Let $ABCD$ a quadrilateral inscribed in a circumference, $l_1$ the parallel to $BC$ through $A$, and $l_2$ the parallel to $AD$ through $B$. The line $DC$ intersects $l_1$ and $l_2$ at $E$ and $F$, respectively. The perpendicular to $l_1$ through $A$ intersects $BC$ at $P$, and the perpendicular to $l_2$ through $B$ cuts $AD$ at $Q$. Let $\Gamma_1$ and $\Gamma_2$ be the circumferences that pass through the vertex of triangles $ADE$ and $BFC$, respectively.

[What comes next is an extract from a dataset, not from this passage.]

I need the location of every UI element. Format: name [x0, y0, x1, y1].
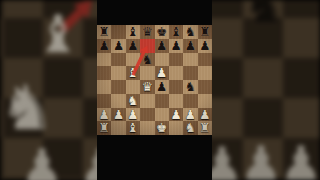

Prove that $\Gamma_1$ and $\Gamma_2$ are tangent to each other if and only if $DP$ is perpendicular to $CQ$.
Problem
Source: Mexican National Olympiad 2016
Tags: Mexico, geometry, tangent circles
juckter
20.11.2016 04:56
Notice that $\measuredangle EDA = \measuredangle CDA = \measuredangle CBA = \measuredangle EAB$ (directed angles), and hence $AB$ is tangent to $\Gamma_1$. Similarly, $AB$ is tangent to $\Gamma_2$.
Now notice that since $AP \perp BC$ and $AD \perp BQ$, the contition $PD \perp CQ$ happens if and only if triangles $APD$ and $BCQ$ are similar. This in turn happens if and only if $\frac{AP}{AD} = \frac{BC}{CQ}$, if and only if $AP \cdot CQ = BC \cdot AD$. Now notice that triangles $ADE$ and $BFC$ are similar, and hence $\frac{AD}{AE} = \frac{BF}{BC} \implies AD \cdot BC = AE \cdot BF$. Thus the previous condition turns into $AP \cdot CQ = AE \cdot BF$ which happens if and only if $\frac{AP}{AE} = \frac{BF}{BQ}$. And since we also have $\angle PAE = \angle FBQ = 90^{\circ}$, this in turn happens if and only if $\triangle PAE \sim \triangle FBQ$.
Now assume that $\Gamma_1$ and $\Gamma_2$ are tangent at $R$. Straightforward angle manipulation involving the centers of $\Gamma_1$ and $\Gamma_2$ shows that $\angle ARB = 90^{\circ}$ follows from $AB$ being an external common tangent to $\Gamma_1$ and $\Gamma_2$. Thus $A, Q, P, B, R$ are all concyclic on the circle with diameter $AB$. Thus
$$\measuredangle ARP = \measuredangle ABP = \measuredangle ABC = \measuredangle ADC = \measuredangle ADE= \measuredangle ARE$$And thus $E, R, P$ are collinear. Analogously $F, R, Q$ are collinear, hence we have
$$\measuredangle PEA = \measuredangle REA = \measuredangle RAB = \measuredangle RQB = \measuredangle FQB$$Thus triangles $PEA$ and $FQB$ and similar.
Now assume triangles $PEA$ and $FQB$ are similar and let $S$ be the intersection point of $PE$ and $QF$, we shall prove that $\Gamma_1$ and $\Gamma_2$ are tangent at $S$. Due to the similarity we have
$$\measuredangle SQB = \measuredangle FQB = \measuredangle PEA = \measuredangle EPC = \measuredangle SPB$$
Hence $S, Q, B, P$ are concyclic and thus $A, Q, P, B, S$ are all concyclic. Now we have
$$\measuredangle ASE = \measuredangle ASP = \measuredangle ABP = \measuredangle ABC = \measuredangle ADC = \measuredangle ADE$$
And thus $S$ lies on $\Gamma_1$. Analogously $S$ lies on $\Gamma_2$. Finally:
$$\measuredangle PSA = 90^{\circ} = \measuredangle SAB + \measuredangle ABS = \measuredangle SDA +\measuredangle BCS$$
So the tangent line to $\Gamma_1$ at $S$ is also tangent to $\Gamma_2$, and hence $\Gamma_1$ and $\Gamma_2$ are tangent at $S$.